Finalmente la proclamación de
Felipe como el VI de los monarcas de tal nombre en la historia de España fue,
aunque parca, lo suficientemente solemne y pomposa como para no parecer rácana.
El acto en el Congreso, el desfile por las calles de Madrid, no muy llenas, y
la salida al balcón del Palacio Real ofrecieron imágenes bonitas, dignas, lejos
de la exuberancia de otras casas reales europeas y de repúblicas cercanas
(miren la que montan en Francia cada cinco años) pero suficientes para que el
acto transcurriese de acuerdo a la magnitud de lo que se estaba celebrando, y
sin excesos de ostentación, en unos tiempos en los que nada de eso está
permitido.
Lo más interesante del todo era
el discurso que debía pronunciar el ya Rey. Se le notaba nervioso, quizás
porque era el momento que llevaba esperando toda la vida, y lo declamó peor de
lo que en él suele ser habitual. Hay
muchas cosas relevantes en lo que dijo, pero yo quiero fijarme especialmente
en el aspecto de la ejemplaridad, y lo que ella pueda proporcionar de soporte a
la propia vigencia de la monarquía como institución. Ser Rey en occidente en el
siglo XXI es poco más que portar un título vacío de significado y lleno de
obligaciones morales. Puede que la legitimidad de quien ocupa el trono se
derive de unos derechos dinásticos provenientes del pasado, pero realmente es
el pueblo, el dueño de la soberanía, quien determina que exista (o no) un Rey.
Por ello, vaciado de poder, la figura de monarca debe encarnar los valores que
la sociedad reclama, dado que no siendo elegido por ella, a ella se debe por
entero. Esto Felipe VI lo sabe muy bien. Su comportamiento, actitud, discurso,
mensaje, debe estar libre de toda mancha asociada a corrupción, despilfarro, y
a cualquier otra categoría de comportamiento que asociemos a indignidad. Frente
a su padre, que recibió la corona del pasado y supo ganársela como garante de
la democracia durante sus primeros años, Felipe llega al trono investido con el
título de Rey pero con una corona pendiente de adquisición, que ocupa en
alquiler, y que sabe muy bien que deberá ganársela día a día, con sus actos y
hechos. Y sólo desde una posición de conducta ejemplar podrá ir adquiriendo la
legitimidad que ayer se le refrendó legalmente, pero que no tiene aún valor
social. En una sociedad descreída de todo, harta de ver como su dirigencia es
incapaz de atajar la corrupción que parece no tener fin, y en medio de una
crisis económica y política que amenaza con arrasarlo todo, sólo el ejemplo de
virtud podrá arrastrar a las masas, sólo un Rey que se vea como estandarte del
compromiso social, de la buena fe, de la acción valiente en favor de las causas
justas, y que no robe, no delinca, no estafe, no se apropie dinero de la caja,
no aparque en doble fila y no eluda sus obligaciones podrá ser elevado a rango
de Rey para un pueblo que y no confía en casi nadie, y no le falta razón para
ello.
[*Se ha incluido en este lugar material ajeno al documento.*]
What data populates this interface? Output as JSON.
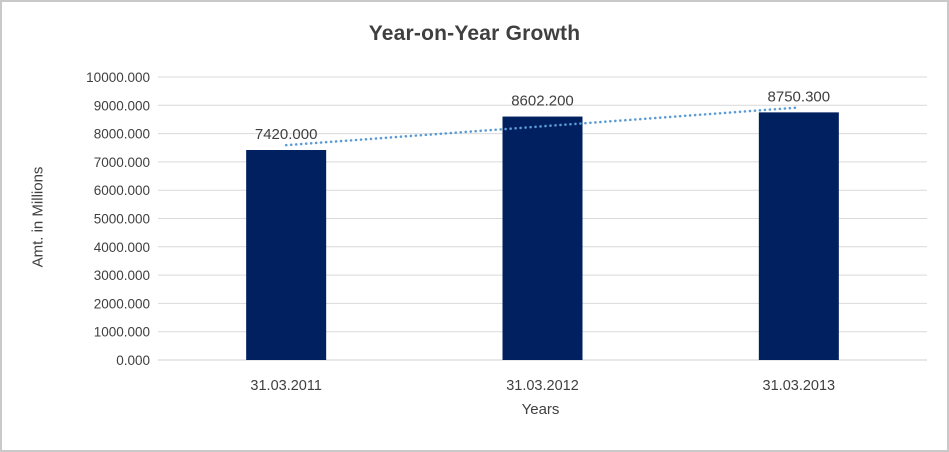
{
  "chart_data": {
    "type": "bar",
    "title": "Year-on-Year Growth",
    "xlabel": "Years",
    "ylabel": "Amt. in Millions",
    "categories": [
      "31.03.2011",
      "31.03.2012",
      "31.03.2013"
    ],
    "values": [
      7420.0,
      8602.2,
      8750.3
    ],
    "data_labels": [
      "7420.000",
      "8602.200",
      "8750.300"
    ],
    "ylim": [
      0,
      10000
    ],
    "ytick_step": 1000,
    "ytick_labels": [
      "0.000",
      "1000.000",
      "2000.000",
      "3000.000",
      "4000.000",
      "5000.000",
      "6000.000",
      "7000.000",
      "8000.000",
      "9000.000",
      "10000.000"
    ],
    "grid": true,
    "legend": "none",
    "trendline": {
      "type": "linear",
      "style": "dotted",
      "color": "#5B9BD5"
    },
    "colors": {
      "bar": "#002060",
      "gridline": "#D9D9D9",
      "axis_line": "#D0D0D0",
      "text": "#404040",
      "title_text": "#3F3F3F",
      "border": "#C9C9C9",
      "background": "#FFFFFF"
    }
  }
}
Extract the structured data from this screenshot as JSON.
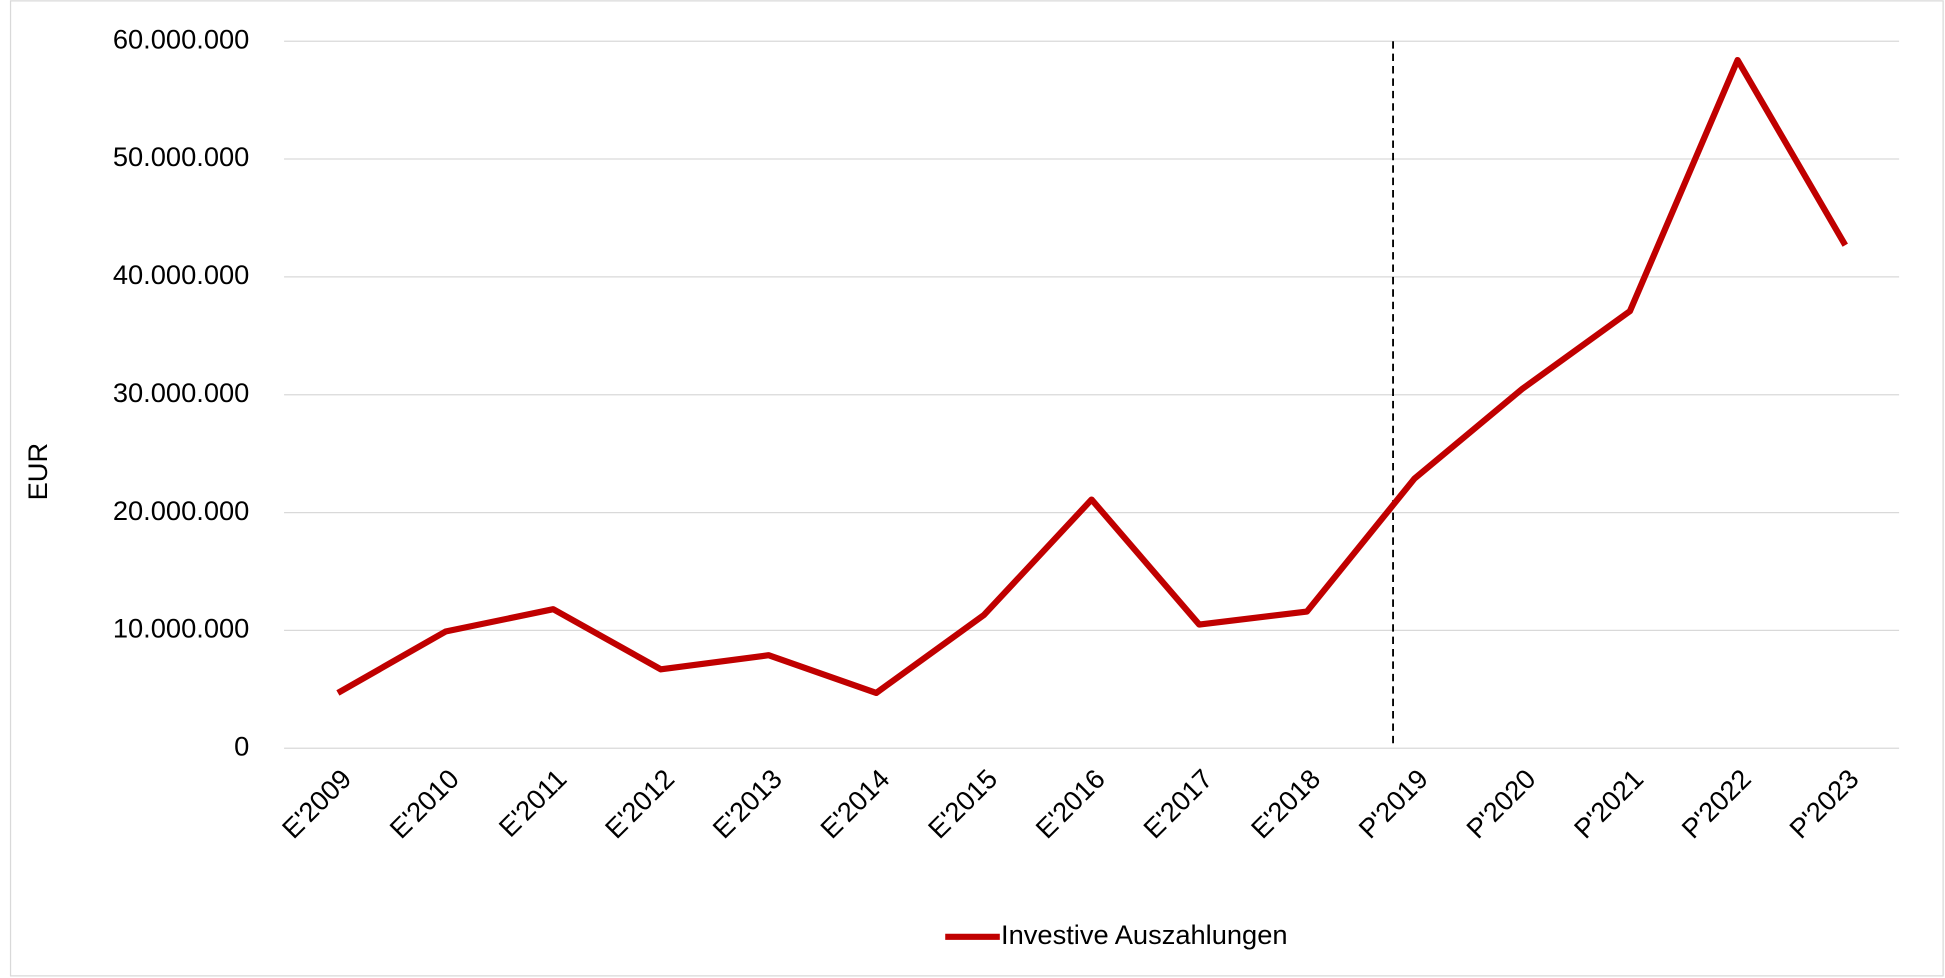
{
  "chart_data": {
    "type": "line",
    "y_label": "EUR",
    "categories": [
      "E'2009",
      "E'2010",
      "E'2011",
      "E'2012",
      "E'2013",
      "E'2014",
      "E'2015",
      "E'2016",
      "E'2017",
      "E'2018",
      "P'2019",
      "P'2020",
      "P'2021",
      "P'2022",
      "P'2023"
    ],
    "series": [
      {
        "name": "Investive Auszahlungen",
        "color": "#c00000",
        "values": [
          4700000,
          9900000,
          11800000,
          6700000,
          7900000,
          4700000,
          11300000,
          21100000,
          10500000,
          11600000,
          22900000,
          30500000,
          37100000,
          58400000,
          42700000
        ]
      }
    ],
    "ylim": [
      0,
      60000000
    ],
    "yticks": [
      0,
      {
        "value": 10000000,
        "label": "10.000.000"
      },
      {
        "value": 20000000,
        "label": "20.000.000"
      },
      {
        "value": 30000000,
        "label": "30.000.000"
      },
      {
        "value": 40000000,
        "label": "40.000.000"
      },
      {
        "value": 50000000,
        "label": "50.000.000"
      },
      {
        "value": 60000000,
        "label": "60.000.000"
      }
    ],
    "grid": true,
    "legend": "bottom"
  }
}
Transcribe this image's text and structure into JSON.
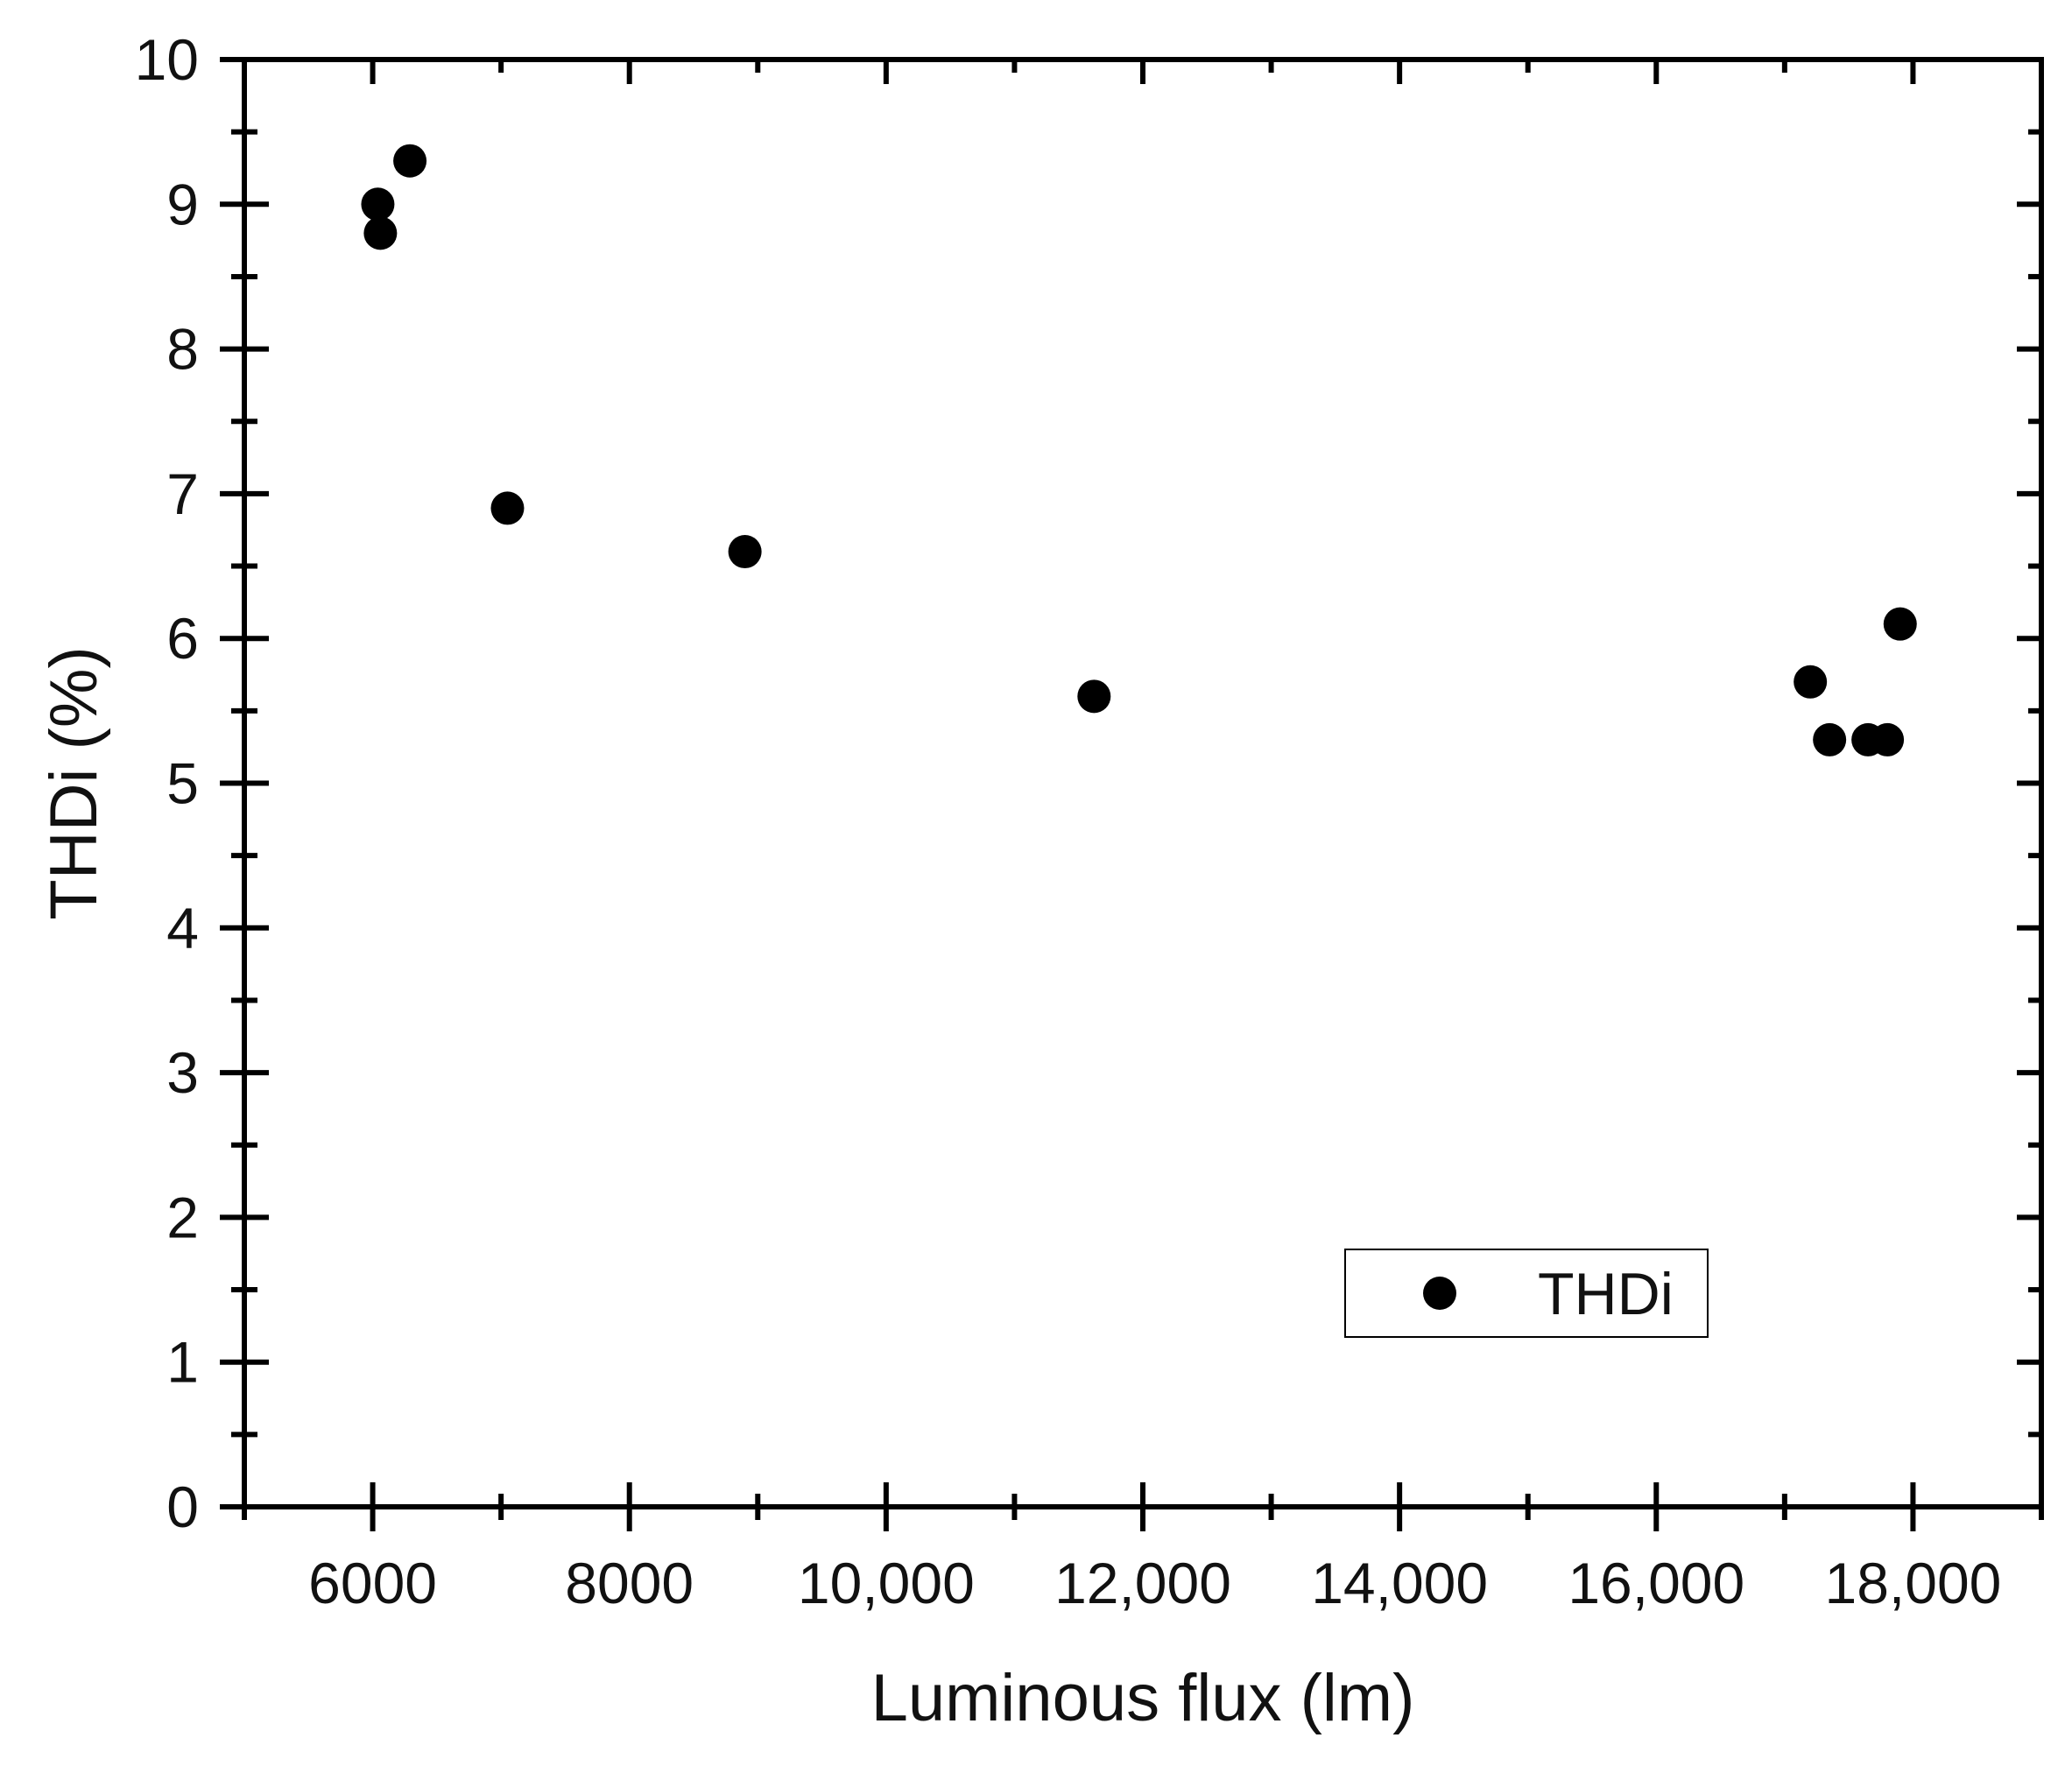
{
  "chart_data": {
    "type": "scatter",
    "xlabel": "Luminous flux (lm)",
    "ylabel": "THDi (%)",
    "xlim": [
      5000,
      19000
    ],
    "ylim": [
      0,
      10
    ],
    "x_ticks": [
      6000,
      8000,
      10000,
      12000,
      14000,
      16000,
      18000
    ],
    "x_tick_labels": [
      "6000",
      "8000",
      "10,000",
      "12,000",
      "14,000",
      "16,000",
      "18,000"
    ],
    "x_minor_step": 1000,
    "y_ticks": [
      0,
      1,
      2,
      3,
      4,
      5,
      6,
      7,
      8,
      9,
      10
    ],
    "y_tick_labels": [
      "0",
      "1",
      "2",
      "3",
      "4",
      "5",
      "6",
      "7",
      "8",
      "9",
      "10"
    ],
    "y_minor_step": 0.5,
    "grid": false,
    "legend_position": "bottom-right",
    "series": [
      {
        "name": "THDi",
        "color": "#000000",
        "marker": "circle",
        "points": [
          {
            "x": 6040,
            "y": 9.0
          },
          {
            "x": 6060,
            "y": 8.8
          },
          {
            "x": 6290,
            "y": 9.3
          },
          {
            "x": 7050,
            "y": 6.9
          },
          {
            "x": 8900,
            "y": 6.6
          },
          {
            "x": 11620,
            "y": 5.6
          },
          {
            "x": 17200,
            "y": 5.7
          },
          {
            "x": 17350,
            "y": 5.3
          },
          {
            "x": 17650,
            "y": 5.3
          },
          {
            "x": 17800,
            "y": 5.3
          },
          {
            "x": 17900,
            "y": 6.1
          }
        ]
      }
    ]
  }
}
En su filosofía, Javier Gomá ha desarrollado ampliamente el concepto de
ejemplaridad, y la teoría profunda del ejemplo como auténtica y profunda
palanca de cambio, como llave que abre las puertas, frente a las palabras que
muchas veces se quedan en el dintel. En una actualización del dicho bíblico “por
sus hechos les conoceréis” Gomá parece querer decir algo así como “por su
ejemplo lo juzgaréis” y es así efectivamente como sucederá. En el largo y
complejo camino que tiene Felipe VI por delante su ejemplo será la vara de
medida de su reinado, y la vía por la que será juzgado por la sociedad y su
tiempo. El reto es enorme, confiemos en que sea capaz de superarlo.
Pero, pese a todo, debemos tener muy en cuenta
algo que los medios y la sociedad parecen estar olvidando. Vivimos en una
monarquía constitucional en la que el Rey reina pero NO gobierna. Sus funciones
son las de representar al estado y el ser moderador y árbitro en la vida política,
pero sin meterse en ella. Son los políticos, y la sociedad a la que ellos
representan quienes deben, debemos, solucionar los problemas que padecemos.
Felipe VI ni tiene poder para hacerlo ni, afortunadamente, puede acceder a él.
Su papel será importante, sin duda, pero no caigamos en el error de pensar que él
nos salvará de nuestra desgracia, porque ni puede ni debe.